PCA Projection 2D rightclick.png


  • Properties - Set title, plot and other properties.
  • Copy - Copy the graph image to the clipboard (e.g. to paste into another document)
  • Save As - Save the graph as a PNG image file.
  • Print - Print the graph image.
  • Zoom In - Options are Both Axes, Domain Axis, and Range Axis
  • Zoom Out - Options are Both Axes, Domain Axis, and Range Axis
  • Autorange - Automatically set the range. Options are Both Axes, Domain Axis, and Range Axis

Create MA Set

This button will copy the principal components being displayed in the tabular view to a new data matrix, which is then placed in the Workspace as a new, top-level "microarray set" (hence "Create MA Set"). Here, the matrix of principle components can be further displayed and analyzed, for example using the Tabuluar Microarray Viewer, the Scatter Plot, or other appropriate components.

If the initial analysis variable was "genes", the items displayed e.g. in the Tabular Microarray Viewer will be the experiments, that is, microarrays. Their names will appear in the Tabular Microarray Viewer column labeled "Markers", as this labeling is currently fixed.


PCA vargene tab array pcs.png


If the initial analysis variable was "experiments", the items displayed e.g. in the Tabular Microarray Viewer will be the markers (genes). Their names will appear in the Tabular Microarray Viewer column labeled "Markers".


PCA varrarray tab gene pcs.png

Projection tab

In the Projection tab, a plot can be produced by selecting two or three components in the list and pushing the "Plot" button.

Set intersection display

For either the 2D or 3D projections, activated marker or array sets can be used to focus on specific data points. These sets are in addition to any that might have been used in the initial analysis.

If a marker or array set (depending on whether markers or arrays are displayed in the plot) is activated (in the Markers or Arrays components, respectively), only the intersection of that set and the analysis result will be displayed.

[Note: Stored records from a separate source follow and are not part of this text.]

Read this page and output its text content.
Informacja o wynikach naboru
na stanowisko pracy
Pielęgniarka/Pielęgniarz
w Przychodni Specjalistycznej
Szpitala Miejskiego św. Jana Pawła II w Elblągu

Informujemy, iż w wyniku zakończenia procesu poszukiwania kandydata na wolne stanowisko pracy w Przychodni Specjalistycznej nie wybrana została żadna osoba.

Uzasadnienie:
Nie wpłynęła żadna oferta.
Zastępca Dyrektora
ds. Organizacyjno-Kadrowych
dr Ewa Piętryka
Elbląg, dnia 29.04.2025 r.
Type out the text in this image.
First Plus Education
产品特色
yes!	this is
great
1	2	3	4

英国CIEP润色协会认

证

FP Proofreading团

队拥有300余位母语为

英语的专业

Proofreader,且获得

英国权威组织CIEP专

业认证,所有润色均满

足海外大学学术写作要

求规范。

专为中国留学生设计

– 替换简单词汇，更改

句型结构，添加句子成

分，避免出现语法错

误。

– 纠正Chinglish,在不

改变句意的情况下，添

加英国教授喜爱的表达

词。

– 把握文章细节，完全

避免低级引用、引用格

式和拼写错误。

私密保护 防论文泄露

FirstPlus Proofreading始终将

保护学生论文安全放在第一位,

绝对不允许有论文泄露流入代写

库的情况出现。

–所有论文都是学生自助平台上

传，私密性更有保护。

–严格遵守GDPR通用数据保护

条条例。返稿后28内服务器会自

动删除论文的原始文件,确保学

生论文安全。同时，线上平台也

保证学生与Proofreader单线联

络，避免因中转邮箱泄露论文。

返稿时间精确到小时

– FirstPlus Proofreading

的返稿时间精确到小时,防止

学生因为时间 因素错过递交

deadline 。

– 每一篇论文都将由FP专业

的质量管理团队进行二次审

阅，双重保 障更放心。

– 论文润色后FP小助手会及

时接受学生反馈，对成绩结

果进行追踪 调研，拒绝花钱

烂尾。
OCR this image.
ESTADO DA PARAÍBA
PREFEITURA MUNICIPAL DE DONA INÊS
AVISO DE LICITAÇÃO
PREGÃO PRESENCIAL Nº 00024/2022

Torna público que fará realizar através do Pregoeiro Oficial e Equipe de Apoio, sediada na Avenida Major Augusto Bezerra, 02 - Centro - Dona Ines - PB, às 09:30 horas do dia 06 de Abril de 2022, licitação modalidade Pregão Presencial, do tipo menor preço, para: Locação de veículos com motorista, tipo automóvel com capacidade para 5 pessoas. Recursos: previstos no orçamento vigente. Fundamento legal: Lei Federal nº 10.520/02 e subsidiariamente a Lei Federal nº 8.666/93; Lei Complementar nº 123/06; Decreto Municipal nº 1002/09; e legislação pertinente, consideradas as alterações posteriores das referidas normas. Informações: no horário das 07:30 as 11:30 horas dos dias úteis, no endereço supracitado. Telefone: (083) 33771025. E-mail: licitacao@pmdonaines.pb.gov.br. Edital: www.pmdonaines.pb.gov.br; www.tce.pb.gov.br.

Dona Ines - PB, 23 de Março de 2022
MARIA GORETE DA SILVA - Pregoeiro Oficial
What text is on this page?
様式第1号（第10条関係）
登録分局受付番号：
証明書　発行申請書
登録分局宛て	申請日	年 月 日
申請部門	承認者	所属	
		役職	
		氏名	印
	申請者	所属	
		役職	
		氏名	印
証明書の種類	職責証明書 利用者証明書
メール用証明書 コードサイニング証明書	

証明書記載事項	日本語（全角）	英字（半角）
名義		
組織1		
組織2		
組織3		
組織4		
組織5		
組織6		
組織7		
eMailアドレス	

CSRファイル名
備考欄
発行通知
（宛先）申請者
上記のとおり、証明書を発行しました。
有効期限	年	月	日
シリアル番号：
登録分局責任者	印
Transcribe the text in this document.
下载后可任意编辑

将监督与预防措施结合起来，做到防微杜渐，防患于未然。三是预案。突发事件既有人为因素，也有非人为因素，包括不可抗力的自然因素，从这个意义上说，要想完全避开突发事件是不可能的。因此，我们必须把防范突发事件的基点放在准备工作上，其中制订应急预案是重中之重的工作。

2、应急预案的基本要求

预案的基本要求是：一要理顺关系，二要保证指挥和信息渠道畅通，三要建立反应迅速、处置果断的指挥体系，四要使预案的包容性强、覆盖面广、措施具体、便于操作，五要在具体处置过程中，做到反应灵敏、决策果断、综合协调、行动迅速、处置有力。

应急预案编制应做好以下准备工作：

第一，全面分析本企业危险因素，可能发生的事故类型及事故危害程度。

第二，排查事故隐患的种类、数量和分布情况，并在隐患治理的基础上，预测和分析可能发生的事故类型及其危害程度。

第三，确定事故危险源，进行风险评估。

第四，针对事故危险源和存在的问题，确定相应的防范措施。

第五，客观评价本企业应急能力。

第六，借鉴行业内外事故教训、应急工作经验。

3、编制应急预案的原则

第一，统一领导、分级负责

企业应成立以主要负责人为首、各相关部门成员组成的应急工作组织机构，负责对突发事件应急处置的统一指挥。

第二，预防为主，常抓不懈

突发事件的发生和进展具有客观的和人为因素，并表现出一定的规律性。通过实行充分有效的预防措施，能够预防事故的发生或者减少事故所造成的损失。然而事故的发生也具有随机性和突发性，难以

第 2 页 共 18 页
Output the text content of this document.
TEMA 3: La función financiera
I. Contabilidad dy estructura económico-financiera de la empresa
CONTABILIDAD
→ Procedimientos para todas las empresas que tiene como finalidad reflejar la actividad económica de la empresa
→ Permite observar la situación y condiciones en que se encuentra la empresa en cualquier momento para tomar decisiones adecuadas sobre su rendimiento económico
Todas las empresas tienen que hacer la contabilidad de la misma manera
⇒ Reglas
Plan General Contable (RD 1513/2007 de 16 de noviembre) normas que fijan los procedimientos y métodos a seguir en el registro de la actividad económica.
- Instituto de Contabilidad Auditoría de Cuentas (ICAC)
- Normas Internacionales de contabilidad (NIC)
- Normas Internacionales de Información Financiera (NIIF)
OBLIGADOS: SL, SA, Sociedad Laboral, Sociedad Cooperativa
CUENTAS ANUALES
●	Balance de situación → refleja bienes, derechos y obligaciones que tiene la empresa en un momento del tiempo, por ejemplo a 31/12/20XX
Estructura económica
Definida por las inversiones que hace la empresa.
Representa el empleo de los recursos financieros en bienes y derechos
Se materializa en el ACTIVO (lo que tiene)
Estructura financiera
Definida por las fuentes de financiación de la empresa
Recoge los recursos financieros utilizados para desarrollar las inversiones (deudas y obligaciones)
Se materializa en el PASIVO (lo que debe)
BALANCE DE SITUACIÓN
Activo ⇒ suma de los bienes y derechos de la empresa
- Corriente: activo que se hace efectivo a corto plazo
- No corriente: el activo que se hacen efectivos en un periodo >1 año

For example, if the analysis was in terms of experiments, then the plotted data represents markers (genes), and can be limited by activating a marker set. Only those markers that are both in the analysis result, and are in the activated set, will then be displayed.

Common Controls

  • Variance (%) - shows the total variance accounted for by all currently selected components.
  • Plot - Draw a plot for the selected components (2 or 3).
  • Clear Plot - Erase the current plot.
  • Image Snapshot - save a snapshot of the projection to the Workspace.

2D Projection

Selecting two components and pushing "Plot" will produce a 2-D graph,


PCA Projection 2D.png



3D Projection

Selecting 3 components and pushing "Plot" will produce a 3-D graph.

The 3-D graph can be rotated by grabbing any data point by left-clicking on it and dragging it with the mouse.


PCA Projection.png


Left-clicking on a data point will also cause it to be highlighted in the Markers component.


PCA Selection.png


Below, the PCA result node is shown in the Workspace, along with a highlighted gene.


PCA Result.png


Below is a 3D projection of arrays (the analysis variable was genes)


PCA variable genes.png


and now with an array set activated, showing only the intersection:


PCA variable genes with array set.png

References - GenePattern

  • Reich M, Liefeld T, Gould J, Lerner J, Tamayo P, Mesirov JP (2006) GenePattern 2.0 Nature Genetics 38 no. 5 (2006): pp500-501 doi:10.1038/ng0506-500. (PubMed 16642009)
  • GenePattern modules documentation.


References - PCA

  • Raychaudhuri S, Stuart JM, and Altman RB. (2000) Principal components analysis to summarize microarray experiments: application to sporulation time series. Pac. Symp. Biocomput. 455-466. PubMed ID 10902193.